13 October 2021 - The third meeting of the Regional Subcommittee for Polio Eradication and Outbreaks took place on Tuesday 12 October as part of the WHO Eastern Mediterranean Region’s Sixty-eighth session of the Regional Committee.
Dr Hala Zayed, Minister of Health and Population, Egypt, and Co-Chair for the Subcommittee, reported back to Member States on the key achievements of the Subcommittee and progress made in 2021 on polio eradication in the Region. The Subcommittee first convened in March and has since attracted increasingly sustained, high-level participation from key regional leaders and global stakeholders, engaging them in discussions driven from the regional level.
Key global polio eradication stakeholders were invited to join the session, including the Polio Oversight Board Chair Dr Chris Elias (President, Bill & Melinda Gates Foundation), and members Dr Rochelle Walensky (Director, US Centers for Disease Control and Prevention – CDC), Dr Seth Berkley (CEO, Gavi, the Vaccine Alliance) and Dr Michael McGovern (Chair of International Polio Plus Committee, Rotary International). This high-level engagement of core global partners, alongside key regional counterparts like Mr George Laryea-Adjei (UNICEF Regional Director for South Asia) and the WHO Regional Director for Africa, Dr Matshidiso Moeti, sends a clear signal to Member States that polio is a key regional public health emergency, and the solution we seek must be regionally led.
Interventions on polio were made by multiple Member States, including Bahrain, Djibouti, Egypt, the Islamic Republic of Iran, Pakistan, Saudi Arabia, Sudan and the Syrian Arab Republic, reflecting broader engagement on polio beyond the core group of countries battling wild poliovirus and outbreaks of circulating vaccine-derived poliovirus.

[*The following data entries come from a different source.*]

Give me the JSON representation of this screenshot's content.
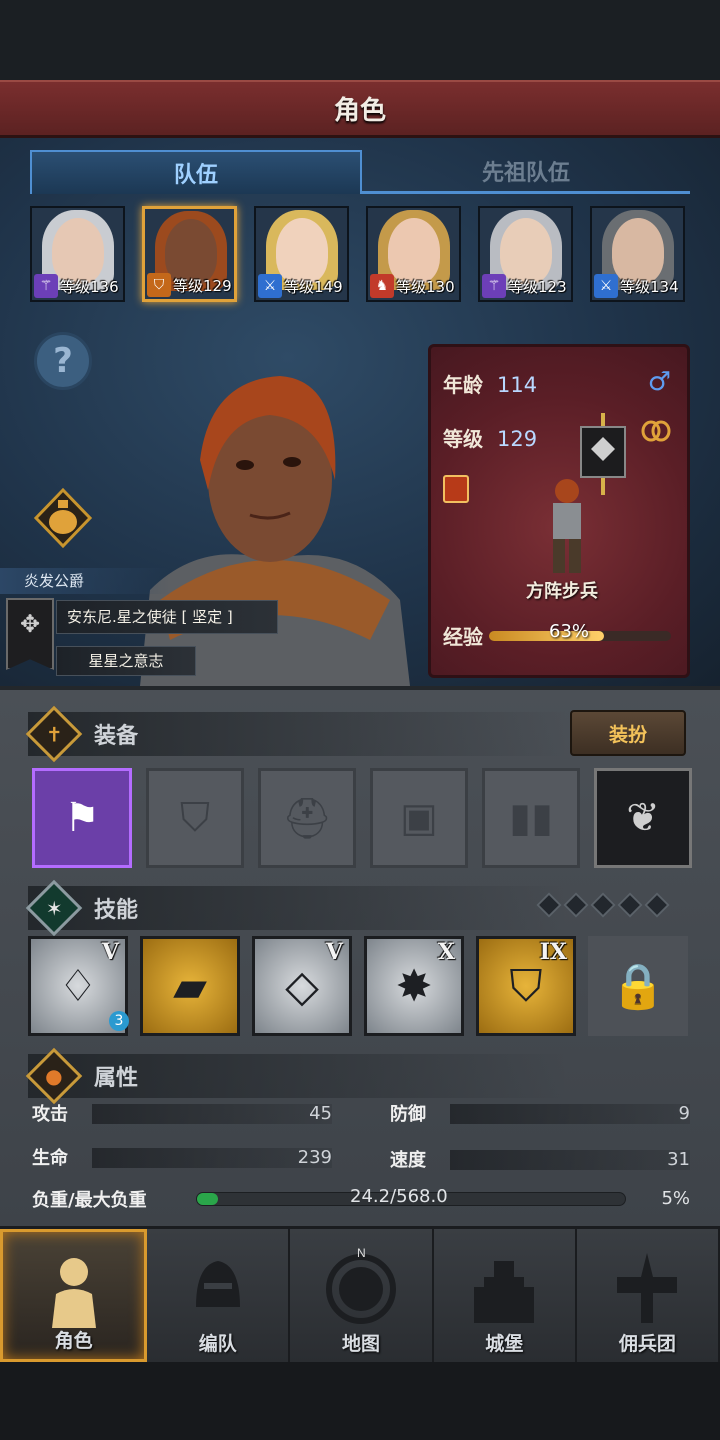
{
  "header": {
    "title": "角色"
  },
  "tabs": [
    {
      "label": "队伍",
      "active": true
    },
    {
      "label": "先祖队伍",
      "active": false
    }
  ],
  "roster": [
    {
      "level_text": "等级136",
      "class_icon": "staff-icon",
      "selected": false
    },
    {
      "level_text": "等级129",
      "class_icon": "shield-icon",
      "selected": true
    },
    {
      "level_text": "等级149",
      "class_icon": "sword-icon",
      "selected": false
    },
    {
      "level_text": "等级130",
      "class_icon": "horse-icon",
      "selected": false
    },
    {
      "level_text": "等级123",
      "class_icon": "staff-icon",
      "selected": false
    },
    {
      "level_text": "等级134",
      "class_icon": "sword-icon",
      "selected": false
    }
  ],
  "hero": {
    "title": "炎发公爵",
    "name": "安东尼.星之使徒 [ 坚定 ]",
    "will": "星星之意志"
  },
  "info_card": {
    "age_label": "年龄",
    "age": "114",
    "level_label": "等级",
    "level": "129",
    "gender_icon": "♂",
    "unit_name": "方阵步兵",
    "xp_label": "经验",
    "xp_text": "63%",
    "xp_fraction": 0.63
  },
  "equipment": {
    "title": "装备",
    "dress_button": "装扮",
    "slots": [
      "banner-icon",
      "shield-icon",
      "helmet-icon",
      "armor-icon",
      "boots-icon",
      "cape-icon"
    ]
  },
  "skills": {
    "title": "技能",
    "pips": 5,
    "items": [
      {
        "rank": "V",
        "style": "grey",
        "badge": "3"
      },
      {
        "rank": "",
        "style": "gold",
        "badge": ""
      },
      {
        "rank": "V",
        "style": "grey",
        "badge": ""
      },
      {
        "rank": "X",
        "style": "grey",
        "badge": ""
      },
      {
        "rank": "IX",
        "style": "gold",
        "badge": ""
      },
      {
        "rank": "",
        "style": "locked",
        "badge": ""
      }
    ]
  },
  "attributes": {
    "title": "属性",
    "attack_label": "攻击",
    "attack": "45",
    "defense_label": "防御",
    "defense": "9",
    "hp_label": "生命",
    "hp": "239",
    "speed_label": "速度",
    "speed": "31",
    "load_label": "负重/最大负重",
    "load": "24.2/568.0",
    "load_pct": "5%",
    "load_fraction": 0.05
  },
  "nav": [
    {
      "label": "角色",
      "active": true,
      "icon": "knight-icon"
    },
    {
      "label": "编队",
      "active": false,
      "icon": "helmet-icon"
    },
    {
      "label": "地图",
      "active": false,
      "icon": "compass-icon"
    },
    {
      "label": "城堡",
      "active": false,
      "icon": "castle-icon"
    },
    {
      "label": "佣兵团",
      "active": false,
      "icon": "mercenary-icon"
    }
  ],
  "colors": {
    "accent": "#e0a23a",
    "title_red": "#7a2e2e",
    "tab_blue": "#4f8fd2",
    "xp_gold": "#ffd06a",
    "load_green": "#2aa64a"
  }
}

It has often been said that polio anywhere is a threat to children everywhere, and the experience of the past two years, both in terms of the spread of the COVID-19 pandemic and the rapid expansion of cVDPV outbreaks across the Horn of Africa, underscore the risks posed to all states by viruses that do not stop at international borders. Polio is the entire Region’s problem to solve.
Recent developments in Afghanistan, the vulnerability of the country’s health system and the implication for polio eradication, loomed large on the meeting’s agenda. Dr Chris Elias underscored the importance of an urgent restart of house-to-house polio vaccination campaigns in the country, and that this is made a priority.
Gavi, the newest partner of the Global Polio Eradication Initiative (GPEI), also spoke to the remaining challenges the programme faces in Afghanistan and Pakistan. Dr Seth Berkley reiterated Gavi’s “continued support to strengthen routine immunization delivery” and applauded the commitment of the new GPEI strategy to focus on intensifying efforts to integrate polio vaccination and the expanded programme on immunization (EPI) during the last mile.
With just two cases of wild poliovirus reported this year, one each in Afghanistan and Pakistan, and discussion growing around what that means, the Subcommittee Co-Chair Dr Hala Zayed framed the moment as an “unprecedented opportunity” to stop polio; a truly “critical juncture”.
Dr Rochelle Walensky echoed this point in her intervention, noting that “the opportunity to eradicate polio has never been better,” despite the challenges posed across the Region by multiple emergencies and the ongoing COVID-19 pandemic. She also emphasized the unyielding support of the United States for the two remaining polio-endemic countries, noting that US CDC is “committed to identifying ways to help Afghan children no matter where they are, and to identifying ways to reach the chronically missed children of Pakistan.”
Dr Michael McGovern reiterated Rotary’s support to Member States in the Region and praised the frontline workers who “inspire us each day”.
What is increasingly evident as the work of the Regional Subcommittee gathers pace, is that the Member States of the Region and their partners believe that there are twin opportunities before us: the epidemiological opportunity presented by the lowest-ever WPV case counts, and the political and practical opportunity presented by having so many core stakeholders at the same table, committed to delivering on our promise to the Region’s children – together.